The vaccine will be assessed by the EMA Human Medicines Committee (CHMP). The opinion may be issued by mid-March 2021, provided that the research results provided by the company regarding the effectiveness, safety and quality of the vaccine are sufficiently comprehensive and reliable.
If EMA concludes that the benefits of the vaccine outweigh its risks, it will recommend conditional marketing authorization. Then, the European Commission will decide on the marketing authorization in all EU and EEA (European Economic Area) Member States.
This is the fourth application for authorization of a COVID-19 vaccine since the start of the coronavirus pandemic. Previously, preparations of the companies Pfizer / BioNTech, Moderna and AstraZeneca were authorized.

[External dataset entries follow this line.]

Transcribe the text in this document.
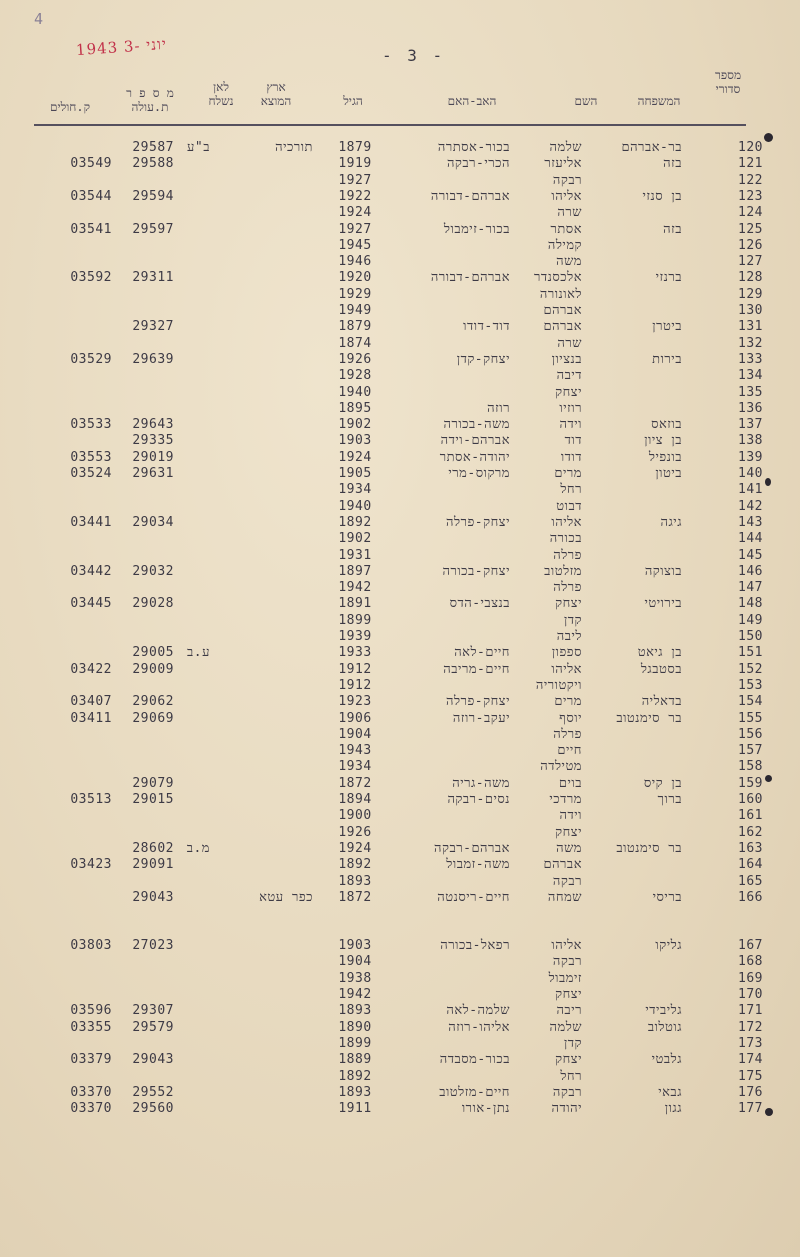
4
1943 יוני -3
- 3 -
מספר
סדורי
המשפחה
השם
האב-האם
הגיל
ארץ
המוצא
לאן
נשלח
מ ס פ ר
ת.עולה
ק.חולים
120
בר-אברהם
שלמה
בכור-אסתרה
1879
תורכיה
ב"ע
29587
121
בזה
אליעזר
הכרי-רבקה
1919
29588
03549
122
רבקה
1927
123
בן סנזי
אליהו
אברהם-דבורה
1922
29594
03544
124
שרה
1924
125
בזה
אסתר
בכור-זימבול
1927
29597
03541
126
קמילה
1945
127
משה
1946
128
ברנזי
אלכסנדר
אברהם-דבורה
1920
29311
03592
129
לאונורה
1929
130
אברהם
1949
131
ביטרן
אברהם
דוד-דודו
1879
29327
132
שרה
1874
133
בירות
בנציון
יצחק-קדן
1926
29639
03529
134
דיבה
1928
135
יצחק
1940
136
רוזיו
רוזה
1895
137
בוזאס
וידה
משה-בכורה
1902
29643
03533
138
בן ציון
דוד
אברהם-וידה
1903
29335
139
בונפיל
דודו
יהודה-אסתר
1924
29019
03553
140
ביטון
מרים
מרקוס-מרי
1905
29631
03524
141
רחל
1934
142
דבוט
1940
143
גיגה
אליהו
יצחק-פרלה
1892
29034
03441
144
בכורה
1902
145
פרלה
1931
146
בוצוקה
מזלטוב
יצחק-בכורה
1897
29032
03442
147
פרלה
1942
148
בירויטי
יצחק
בנצבי-הדס
1891
29028
03445
149
קדן
1899
150
ליבה
1939
151
בן גיאט
ספפון
חיים-לאה
1933
ע.ב
29005
152
בסטבגל
אליהו
חיים-מריבה
1912
29009
03422
153
ויקטוריה
1912
154
בדאליה
מרים
יצחק-פרלה
1923
29062
03407
155
בר סימנטוב
יוסף
יעקב-רוזה
1906
29069
03411
156
פרלה
1904
157
חיים
1943
158
מטילדה
1934
159
בן קיס
בוים
משה-גריה
1872
29079
160
ברוך
מרדכי
נסים-רבקה
1894
29015
03513
161
וידה
1900
162
יצחק
1926
163
בר סימנטוב
משה
אברהם-רבקה
1924
מ.ב
28602
164
אברהם
משה-זמבול
1892
29091
03423
165
רבקה
1893
166
בריסי
שמחה
חיים-ריסנטה
1872
כפר עטא
29043
167
גליקו
אליהו
רפאל-בכורה
1903
27023
03803
168
רבקה
1904
169
זימבול
1938
170
יצחק
1942
171
גליבידי
ריבה
שלמה-לאה
1893
29307
03596
172
גוטלוב
שלמה
אליהו-רוזה
1890
29579
03355
173
קדן
1899
174
גלבטי
יצחק
בכור-מסבדה
1889
29043
03379
175
רחל
1892
176
גבאי
רבקה
חיים-מזלטוב
1893
29552
03370
177
גגון
יהודה
נתן-אורו
1911
29560
03370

Janssen consists of another virus (adenovirus) that has been modified to contain the gene that produces the SARS-CoV-2 spike protein. This is a protein found on the surface of the SARS-CoV-2 virus that the virus needs to enter the body’s cells.
When administered, the vaccine delivers the SARS-CoV-2 protein gene to the body’s cells. A person’s immune system will recognize this protein as foreign and will make antibodies and activate T lymphocytes (white blood cells) to attack them.
If a person later comes into contact with the SARS-CoV-2 virus, their immune system will recognize the proteins of the virus and be ready to defend the body against it.
The adenovirus in the vaccine cannot reproduce and does not cause disease.